The first wedding is just over. A few months ago, my brother came across an unknown cousin quite by chance. We were all delighted to meet and trace our family roots. Interestingly all of us have descended from the same locality of a town in northern India. Quite by chance, we are now all living in Bangalore. Our cousin was to be married soon and last week we we attended the two day event and met many other relatives we had never seen before. It was a Indian-Brazilian wedding and was filled with colour, music, dancing, good food and celebration. The Brazilians seemed very much at home with all the festivity. Indian families at times can be very easy - loose, billowing, inviting structures - there are all kinds and ages of people and one is just swept into the rituals and conversation without much ado. So there we were, celebrating with tremendous vigour along with everyone else, the wedding of our cousin whom we had just met a few months ago!

The next wedding is a few weeks away; my neighbour's daughter is marrying another acquaintance's son. The bride and groom both work in the U.S. and will arrive a few days before their wedding. In these situations, all the arrangements are done by the parents and as soon as the children arrive, they are swept into an increasingly hectic schedule of social and ceremonial functions.
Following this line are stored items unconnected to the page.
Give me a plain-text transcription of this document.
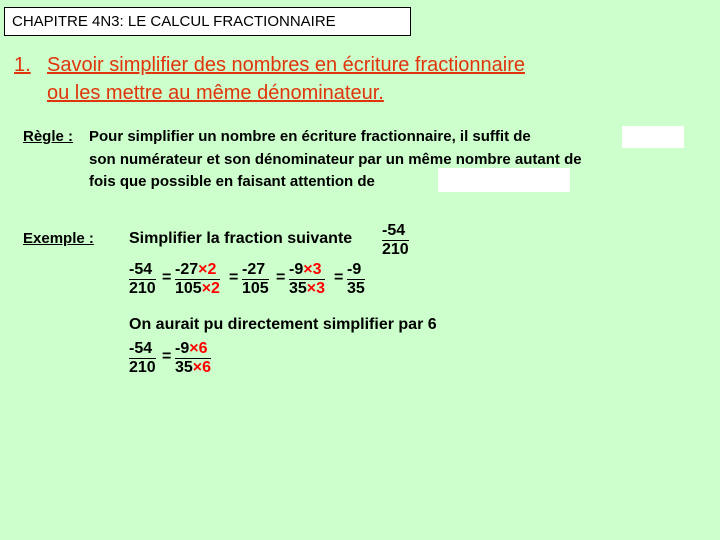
CHAPITRE 4N3: LE CALCUL FRACTIONNAIRE
1. Savoir simplifier des nombres en écriture fractionnaire
ou les mettre au même dénominateur.
Règle : Pour simplifier un nombre en écriture fractionnaire, il suffit de
son numérateur et son dénominateur par un même nombre autant de
fois que possible en faisant attention de
Exemple : Simplifier la fraction suivante $\frac{-54}{210}$
$\frac{-54}{210} = \frac{-27\times 2}{105\times 2} = \frac{-27}{105} = \frac{-9\times 3}{35\times 3} = \frac{-9}{35}$
On aurait pu directement simplifier par 6
$\frac{-54}{210} = \frac{-9\times 6}{35\times 6}$
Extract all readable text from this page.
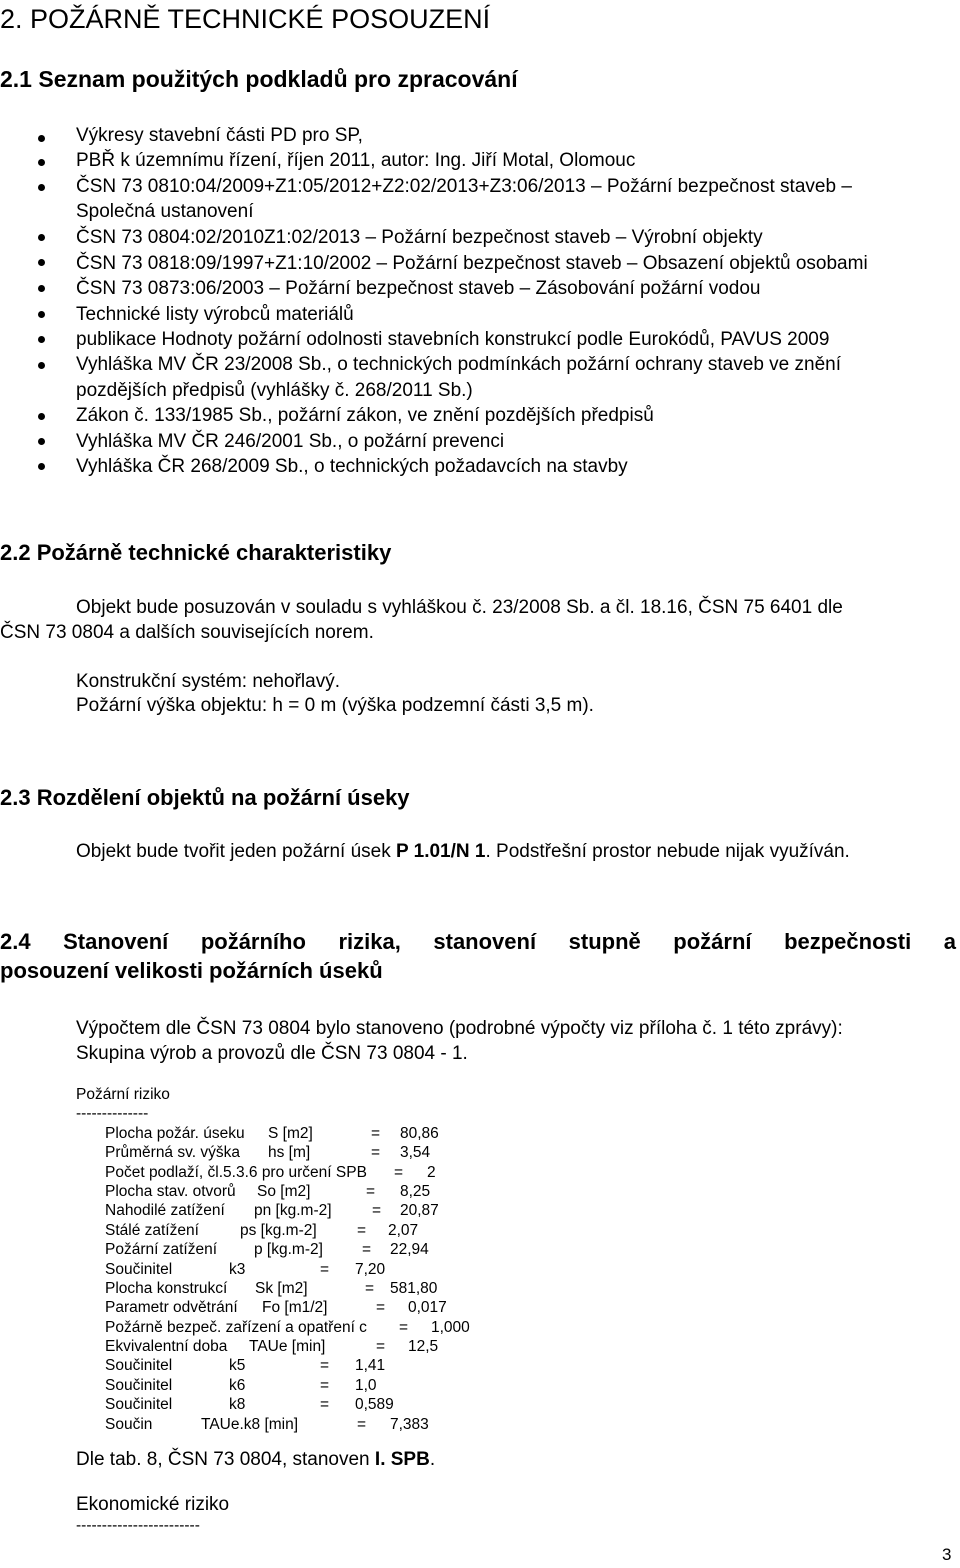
2. POŽÁRNĚ TECHNICKÉ POSOUZENÍ
2.1 Seznam použitých podkladů pro zpracování
Výkresy stavební části PD pro SP,
PBŘ k územnímu řízení, říjen 2011, autor: Ing. Jiří Motal, Olomouc
ČSN 73 0810:04/2009+Z1:05/2012+Z2:02/2013+Z3:06/2013 – Požární bezpečnost staveb –
Společná ustanovení
ČSN 73 0804:02/2010Z1:02/2013 – Požární bezpečnost staveb – Výrobní objekty
ČSN 73 0818:09/1997+Z1:10/2002 – Požární bezpečnost staveb – Obsazení objektů osobami
ČSN 73 0873:06/2003 – Požární bezpečnost staveb – Zásobování požární vodou
Technické listy výrobců materiálů
publikace Hodnoty požární odolnosti stavebních konstrukcí podle Eurokódů, PAVUS 2009
Vyhláška MV ČR 23/2008 Sb., o technických podmínkách požární ochrany staveb ve znění
pozdějších předpisů (vyhlášky č. 268/2011 Sb.)
Zákon č. 133/1985 Sb., požární zákon, ve znění pozdějších předpisů
Vyhláška MV ČR 246/2001 Sb., o požární prevenci
Vyhláška ČR 268/2009 Sb., o technických požadavcích na stavby
2.2 Požárně technické charakteristiky
Objekt bude posuzován v souladu s vyhláškou č. 23/2008 Sb. a čl. 18.16, ČSN 75 6401 dle
ČSN 73 0804 a dalších souvisejících norem.
Konstrukční systém: nehořlavý.
Požární výška objektu: h = 0 m (výška podzemní části 3,5 m).
2.3 Rozdělení objektů na požární úseky
Objekt bude tvořit jeden požární úsek P 1.01/N 1. Podstřešní prostor nebude nijak využíván.
2.4 Stanovení požárního rizika, stanovení stupně požární bezpečnosti a
posouzení velikosti požárních úseků
Výpočtem dle ČSN 73 0804 bylo stanoveno (podrobné výpočty viz příloha č. 1 této zprávy):
Skupina výrob a provozů dle ČSN 73 0804 - 1.
Požární riziko
--------------
Plocha požár. úseku S [m2]	= 80,86
Průměrná sv. výška hs [m]	= 3,54
Počet podlaží, čl.5.3.6 pro určení SPB = 2
Plocha stav. otvorů So [m2]	= 8,25
Nahodilé zatížení pn [kg.m-2]	= 20,87
Stálé zatížení	ps [kg.m-2]	= 2,07
Požární zatížení p [kg.m-2]	= 22,94
Součinitel	k3	= 7,20
Plocha konstrukcí Sk [m2]	= 581,80
Parametr odvětrání Fo [m1/2]	= 0,017
Požárně bezpeč. zařízení a opatření c = 1,000
Ekvivalentní doba TAUe [min]	= 12,5
Součinitel	k5	= 1,41
Součinitel	k6	= 1,0
Součinitel	k8	= 0,589
Součin	TAUe.k8 [min]	= 7,383
Dle tab. 8, ČSN 73 0804, stanoven I. SPB.
Ekonomické riziko
------------------------
3
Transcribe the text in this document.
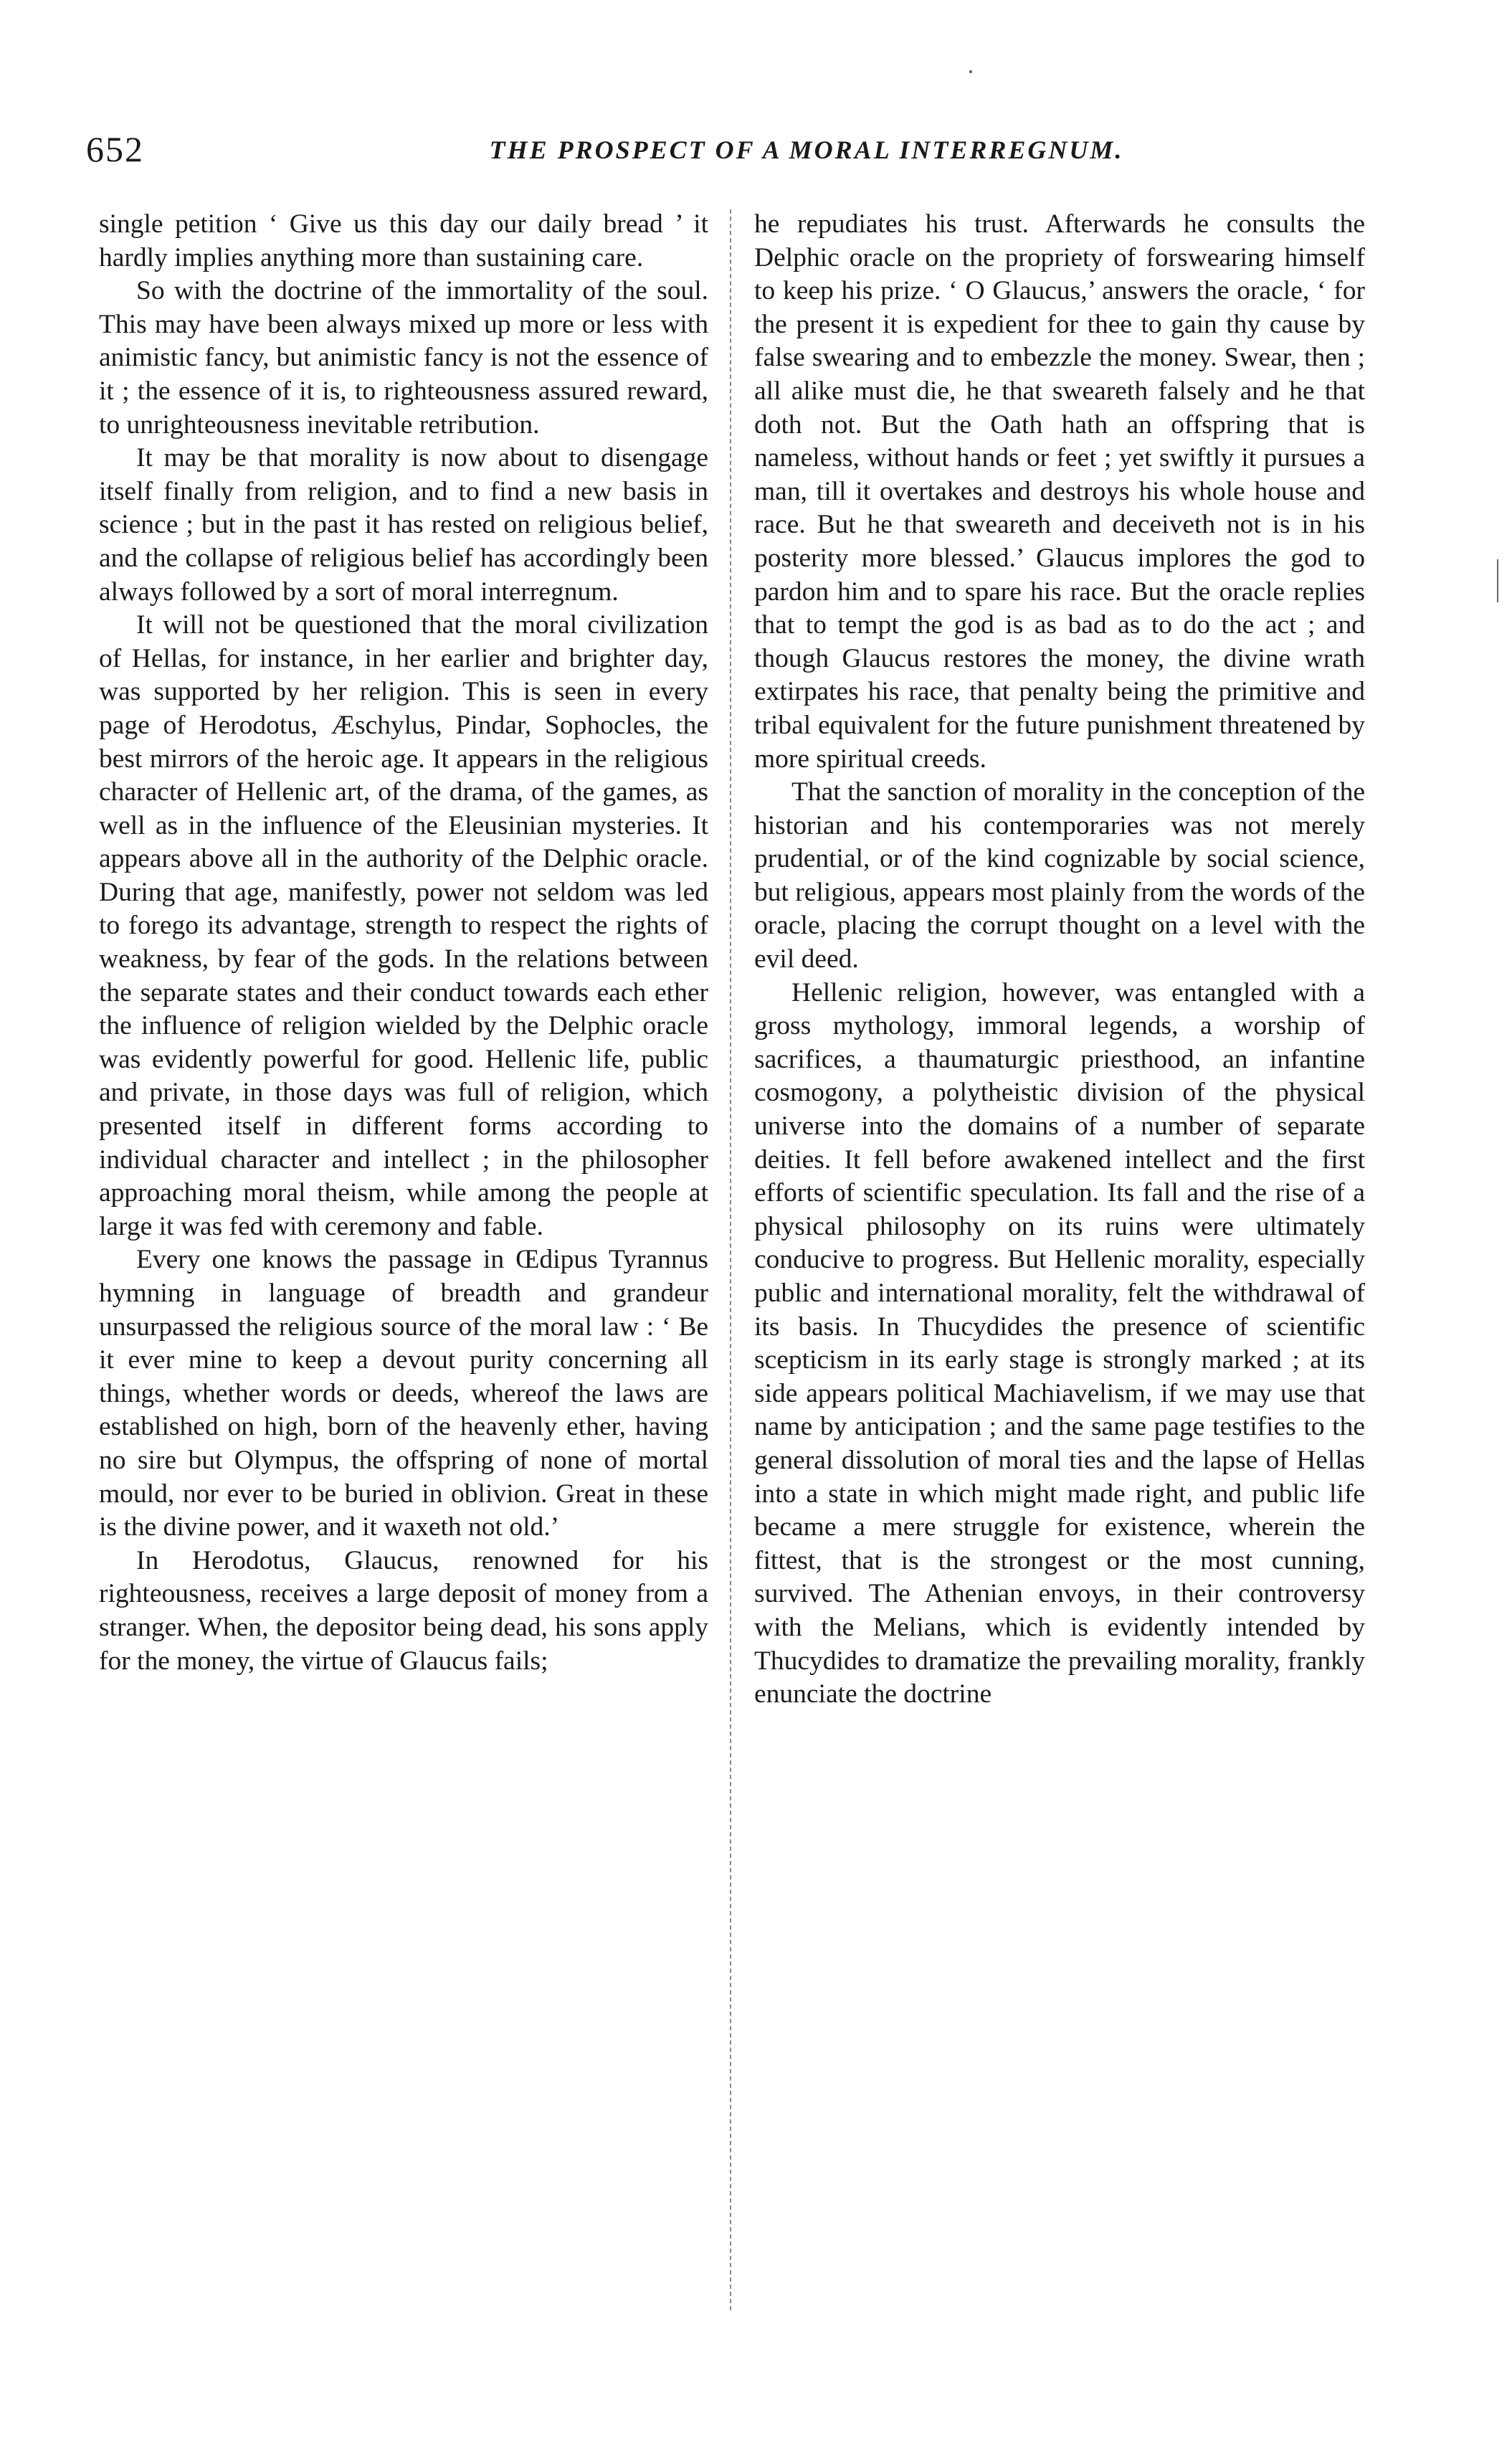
652	THE PROSPECT OF A MORAL INTERREGNUM.

single petition ‘ Give us this day our daily bread ’ it hardly implies anything more than sustaining care.

So with the doctrine of the immortality of the soul. This may have been always mixed up more or less with animistic fancy, but animistic fancy is not the essence of it ; the essence of it is, to righteousness assured reward, to unrighteousness inevitable retribution.

It may be that morality is now about to disengage itself finally from religion, and to find a new basis in science ; but in the past it has rested on religious belief, and the collapse of religious belief has accordingly been always followed by a sort of moral interregnum.

It will not be questioned that the moral civilization of Hellas, for instance, in her earlier and brighter day, was supported by her religion. This is seen in every page of Herodotus, Æschylus, Pindar, Sophocles, the best mirrors of the heroic age. It appears in the religious character of Hellenic art, of the drama, of the games, as well as in the influence of the Eleusinian mysteries. It appears above all in the authority of the Delphic oracle. During that age, manifestly, power not seldom was led to forego its advantage, strength to respect the rights of weakness, by fear of the gods. In the relations between the separate states and their conduct towards each ether the influence of religion wielded by the Delphic oracle was evidently powerful for good. Hellenic life, public and private, in those days was full of religion, which presented itself in different forms according to individual character and intellect ; in the philosopher approaching moral theism, while among the people at large it was fed with ceremony and fable.

Every one knows the passage in Œdipus Tyrannus hymning in language of breadth and grandeur unsurpassed the religious source of the moral law : ‘ Be it ever mine to keep a devout purity concerning all things, whether words or deeds, whereof the laws are established on high, born of the heavenly ether, having no sire but Olympus, the offspring of none of mortal mould, nor ever to be buried in oblivion. Great in these is the divine power, and it waxeth not old.’

In Herodotus, Glaucus, renowned for his righteousness, receives a large deposit of money from a stranger. When, the depositor being dead, his sons apply for the money, the virtue of Glaucus fails;

he repudiates his trust. Afterwards he consults the Delphic oracle on the propriety of forswearing himself to keep his prize. ‘ O Glaucus,’ answers the oracle, ‘ for the present it is expedient for thee to gain thy cause by false swearing and to embezzle the money. Swear, then ; all alike must die, he that sweareth falsely and he that doth not. But the Oath hath an offspring that is nameless, without hands or feet ; yet swiftly it pursues a man, till it overtakes and destroys his whole house and race. But he that sweareth and deceiveth not is in his posterity more blessed.’ Glaucus implores the god to pardon him and to spare his race. But the oracle replies that to tempt the god is as bad as to do the act ; and though Glaucus restores the money, the divine wrath extirpates his race, that penalty being the primitive and tribal equivalent for the future punishment threatened by more spiritual creeds.

That the sanction of morality in the conception of the historian and his contemporaries was not merely prudential, or of the kind cognizable by social science, but religious, appears most plainly from the words of the oracle, placing the corrupt thought on a level with the evil deed.

Hellenic religion, however, was entangled with a gross mythology, immoral legends, a worship of sacrifices, a thaumaturgic priesthood, an infantine cosmogony, a polytheistic division of the physical universe into the domains of a number of separate deities. It fell before awakened intellect and the first efforts of scientific speculation. Its fall and the rise of a physical philosophy on its ruins were ultimately conducive to progress. But Hellenic morality, especially public and international morality, felt the withdrawal of its basis. In Thucydides the presence of scientific scepticism in its early stage is strongly marked ; at its side appears political Machiavelism, if we may use that name by anticipation ; and the same page testifies to the general dissolution of moral ties and the lapse of Hellas into a state in which might made right, and public life became a mere struggle for existence, wherein the fittest, that is the strongest or the most cunning, survived. The Athenian envoys, in their controversy with the Melians, which is evidently intended by Thucydides to dramatize the prevailing morality, frankly enunciate the doctrine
In my view, much of the interesting action occurs much before the wedding; friends and family drop by to help and also to spend long hours downing cups of tea and chatting about relevant and irrelevant matters. Lists are drawn up and misplaced, tailors are issued ultimata, houses are scrubbed, flowers and sweets ordered.

Yesterday I trundled downstairs to view my friend's saree shopping (many relatives are gifted with sarees at this time). We pored over the different things she had bought; discussed workmanship, quality, usability and price; she described the people she had selected each saree for. This is a different aspect of many Indian weddings - a behind the scene glimpse of events that involves reassuring the concerned parents, offering a helping hand or just a sympathetic ear. As more and more people leave their original homes and settle elsewhere, families are unable to come before the wedding to help as they used to in earlier days. Of course, in those days everything was done at home, with just some basic support staff and an official cook. Now events are fancier, time is short and people look to friends and caterers to de-stress and simplify matters.

Today my neighbour came up to my house for moral support and to get some clarity of thought. What flowers are needed, what kind of food would suit elderly relatives, how should one decorate the house, what had been done for my wedding (which was organized completely at home)? We exchanged ideas and I know there will be more such sessions as days go by. It's almost a ritual in itself.

The third wedding, six months down the line, is my nephew's. He is in the U.S. and is marrying someone who lives there, a second generation Indian. The wedding will be along traditional Indian lines, but will be held in the U.S. This will be followed by a reception in India. Needless to say, my help has already been enlisted for the Indian end of things. We are all currently on the look out for suitable arrangements and gifts for a couple who would value something traditional but who now have a very American lifestyle.

My thoughts turn to an American wedding shower I attended in California a few days after I first set foot in the U.S. I was unaware of the concept of 'showers' and found it strange that there was only one relative invited, everyone else who came was a friend. It was also a revelation that one could actually tell people what gifts one would like to receive! A very practical and down to earth custom but it would not work in the India of old.

I observed the wine glasses, the coffee maker and other bits of things being opened up with sighs and exclamations and finally - the bride's mother handed in her special gift - a slender, designer silk nightdress. There were gasps of delight all round and I gasped too, but in amazement! I thought of our solid Indian gifts, designed to last (whether one liked it or not!) - the beautiful Indian silk sarees, the gold and stone jewellery, the family silver; the emphasis on beauty and tradition, far removed from physical realities of everyday life. Well, not always. I could picture my great aunts frowning and saying, "What if there is an earthquake or war or famine - what will you do with your nightdress and glassware?" But then, weddings are weddings and there is a place for everyone and everything in these celebrations and that is what makes them memorable.